Here's a DLP expansion plan.
MAIN STREET, USA: Per usual, this plan reverts to Main Street's original slate of unique shops and features which have been steadily deleted over the years in the name of more shelfspace for Disney merch. Main Street Motors displays and sells vintage autos. The Photography shop stays as an exhibit dedicated to early photography. Walt's restaurant is in its original incarnation, with first floor dining room.
The Barber Shop and Statue of Liberty diorama exhibit remain in their places.
So you'd have Thunder Mesa, with its elaborate backstory and attractions, then the rural Cottonwood Creek district and then a neighboring frontier Town of Redemption with its own rivalry backstory.
FRONTIERLAND: Indian Canoes & Keelboats are back. Lucky Nugget vaudeville show is back (sans Disney characters). In the large pad beyond the railroad berm, a new district is added: a dusty and dangerous gunfighter town called Redemption. The Saloon is themed dining populated with live characters out of a classic Western. There was originally a Stunt Show planned for Frontierland, so I've included that. The main draw, marked by an old Spanish Mission, is a high-tech E-ticket inspired by some concept art by Chris Bradley, where stagecoach riders have rifles and shoot at targets and villains throughout the ride.
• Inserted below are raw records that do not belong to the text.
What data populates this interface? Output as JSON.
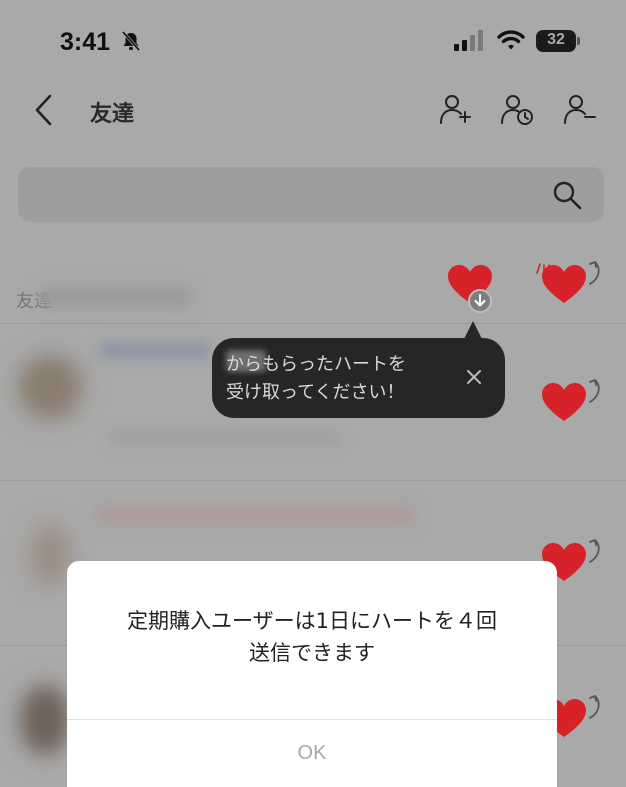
{
  "status_bar": {
    "time": "3:41",
    "battery": "32"
  },
  "header": {
    "title": "友達",
    "icons": [
      "back-chevron-icon",
      "add-friend-icon",
      "friend-history-icon",
      "remove-friend-icon"
    ]
  },
  "search": {
    "icon": "search-icon"
  },
  "list": {
    "section_label": "友達",
    "heart_color": "#d8222a"
  },
  "tooltip": {
    "text": "からもらったハートを\n受け取ってください！"
  },
  "dialog": {
    "message": "定期購入ユーザーは1日にハートを４回\n送信できます",
    "ok_label": "OK"
  },
  "colors": {
    "overlay": "#a9a9a9",
    "tooltip_bg": "#262626",
    "heart": "#d8222a",
    "ok_text": "#a8a8a8"
  }
}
ADVENTURELAND: While the powers-that-be are big proponents of making everything "more Disney", I am not a fan of unnecessary IP insertion/overlays and/or changing the name of a feature to include a tangential character. So in my drawings the restaurants (Aux Epices Enchantee, Explorers Club, Blue Lagoon, etc.) revert to their original names. I'd also bring back the winding indoor Bazaar in its original form before it became the Agrabah Cafe - that area looked too cool. Losing the Bazaar meant breaking up the "Covered Pathway" ( a stroke of genius). I'd amend the Aladdin walkthrough to allow the Covered Pathway to go on its, full original course.
A larger, Jungle Cruise-inspired coaster - a concept that pre-dated Temple du Peril - is here. Indiana Jones is a cousin to the EMV Ride found in Anaheim and Tokyo.
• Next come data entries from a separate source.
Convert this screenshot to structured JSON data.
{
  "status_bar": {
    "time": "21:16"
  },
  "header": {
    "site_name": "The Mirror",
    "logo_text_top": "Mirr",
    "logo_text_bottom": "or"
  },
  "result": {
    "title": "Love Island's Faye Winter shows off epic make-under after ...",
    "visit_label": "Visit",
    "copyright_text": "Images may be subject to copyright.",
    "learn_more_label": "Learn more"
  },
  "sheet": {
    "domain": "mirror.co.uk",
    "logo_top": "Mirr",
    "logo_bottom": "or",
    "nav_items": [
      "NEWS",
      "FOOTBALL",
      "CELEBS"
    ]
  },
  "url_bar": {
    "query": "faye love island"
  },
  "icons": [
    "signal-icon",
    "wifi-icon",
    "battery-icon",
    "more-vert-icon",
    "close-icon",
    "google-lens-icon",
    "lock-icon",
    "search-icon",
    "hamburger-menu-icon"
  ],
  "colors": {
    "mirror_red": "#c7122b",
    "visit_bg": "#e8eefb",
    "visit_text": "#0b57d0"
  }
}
FANTASYLAND: I've added a dedicated M&G area and a fourth C-ticket darkride based on Tangled. The larger addition beyond the railroad berm is Heroes' Quest - a park-originated flume attraction that creates a set of characters, story and world set in a medieval fantasy genre of wizards, knights, ogres, etc.
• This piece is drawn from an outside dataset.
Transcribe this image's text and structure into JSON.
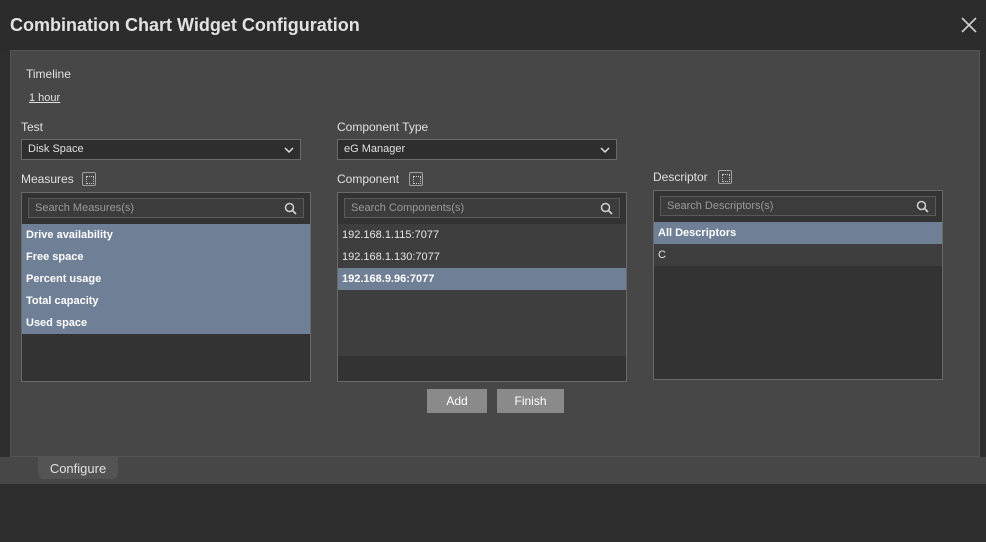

DISCOVERYLAND: Discoveryland, originally dedicated to the retro-futurism of 19th-Century writers, had a few built-in flaws to its thematic cohesiveness from Day One: Star Tours, Videopolis & Captain Eo. These never fit the purported theme very well, despite the talking points. In this plan, I've replaced those three attractions to reflect a tighter interpretation of the original theme.
The original Visionarium remains, serving as the thesis statement for the land. Jules Verne's stories are reflected in the original Space Mountain: From the Earth to the Moon, the Nautilus walkthrough, and a new madcap, stylized, family darkride (a la Peter Pan/Mr. Toad) taking up the space used for Videopolis (Around the World in 80 Days). H.G. Wells finds representation in a cabin simulator War of the Worlds: a steampunk Star Tours, with expanded storyline and design (not based on any previous treatment of the book, but something along the lines of WotW: Goliath, where humanity is using steam/deiselpunk technology to fight back against the invaders). Similarly, Edgar Rice Burough's classic "A Princess of Mars" gets an E-ticket ride, but one designed for the park and that clicks with the feel of the land, not necessarily based on the look created by Bruckheimer's John Carter movie.
A major attraction, called Bon Voyage!, is based on idea once posted to the internet, but has since disappeared. Some of you may remember this - and I don't know who to credit - but the concept came with artwork and even a pretty professional scale model. It was a major suspended darkride aboard Airships, marked by an observatory dome and a curving grass-covered canopy, with the showbuilding beyond the berm.
Finally, since the land could use a major dining venue, there is a special-effects-laden table service restaurant themed to The Invisible Man (an alternate theme could be something like the old Jekyll & Hyde Club in NYC or Astronomer's Club).